We do recognize several limitations of the development process for this outcome instrument. First, this process slightly deviates from the ICF Core Set development guideline, e.g. a focus group was not included in the preparatory phase [7]. Nevertheless, the chosen process provides a solid and systematic base for the selection of the core ICF categories described in this article. Second, a specific trauma patient population was chosen. The rational was to exclude confounding factors and focus on the effect of spinal column injury on health and function in the acute and post-acute phase. Once validated in this specific patient population, the AOSpine PROST will be subjected to further validation in completely paralyzed patients as well. Third, the number of patients included in the pilot study could be debated. We believe this is a sufficient number to explore the most common obstacles experienced by the patients to fill out the AOSpine PROST. Fourth, analyses as test–retest reliability, floor and ceiling effect, or responsiveness were not performed in the pilot study. These analyses will be performed in the next phase in a multicenter validation study including a considerable larger number of patients. Finally, in the development process the Dutch version was freely translated into English to be reviewed by the AOSpine Knowledge Forum Trauma. We believe this is acceptable for this phase of the project. Once a definitive Dutch version is developed and ready to be validated, a careful translation into English will be performed and the linguistic equivalence of both versions will be checked using established guidelines [24].

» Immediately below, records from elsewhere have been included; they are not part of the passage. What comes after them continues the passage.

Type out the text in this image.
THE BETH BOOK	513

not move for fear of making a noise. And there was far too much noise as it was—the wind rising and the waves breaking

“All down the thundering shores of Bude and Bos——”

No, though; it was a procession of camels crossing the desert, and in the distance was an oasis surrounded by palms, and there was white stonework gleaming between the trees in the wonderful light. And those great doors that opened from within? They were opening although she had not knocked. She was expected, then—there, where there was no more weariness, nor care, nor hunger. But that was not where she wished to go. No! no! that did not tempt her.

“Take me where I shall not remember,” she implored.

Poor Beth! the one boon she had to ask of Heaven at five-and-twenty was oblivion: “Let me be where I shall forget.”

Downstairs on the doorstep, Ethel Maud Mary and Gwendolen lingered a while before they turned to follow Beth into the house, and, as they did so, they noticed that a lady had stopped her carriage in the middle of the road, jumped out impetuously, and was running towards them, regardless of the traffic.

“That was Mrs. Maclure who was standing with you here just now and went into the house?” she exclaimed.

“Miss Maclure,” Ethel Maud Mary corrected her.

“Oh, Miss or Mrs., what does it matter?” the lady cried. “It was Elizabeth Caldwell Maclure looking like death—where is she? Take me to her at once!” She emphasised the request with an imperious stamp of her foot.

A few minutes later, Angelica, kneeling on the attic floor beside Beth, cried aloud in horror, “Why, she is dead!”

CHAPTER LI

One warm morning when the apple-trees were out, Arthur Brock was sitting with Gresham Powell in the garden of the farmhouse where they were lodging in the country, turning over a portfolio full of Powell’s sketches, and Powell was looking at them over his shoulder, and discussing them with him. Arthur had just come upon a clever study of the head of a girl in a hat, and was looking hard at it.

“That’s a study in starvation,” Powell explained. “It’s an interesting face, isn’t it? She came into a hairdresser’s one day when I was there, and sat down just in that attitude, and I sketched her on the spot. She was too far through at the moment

In conclusion, using the ICF methodology and incorporating the results of four preparatory studies and an international consensus conference, the AOSpine Patient Reported Outcome Spine Trauma (AOSpine PROST) was developed. Taking the results from the subsequent pilot study into account, a definite version will be developed, followed by international multicenter studies to validate both the Dutch and English versions. Once validated, the AOSpine PROST together with the AOSpine CROST have the potential to be useful in the clinics as well as research, to evaluate, compare and establish the effectiveness of interventions in the treatment of spine trauma patients. In this context, the outcomes as assessed by these tools could be related to many clinical characteristics including the type of fractures, the provided treatments and radiological results.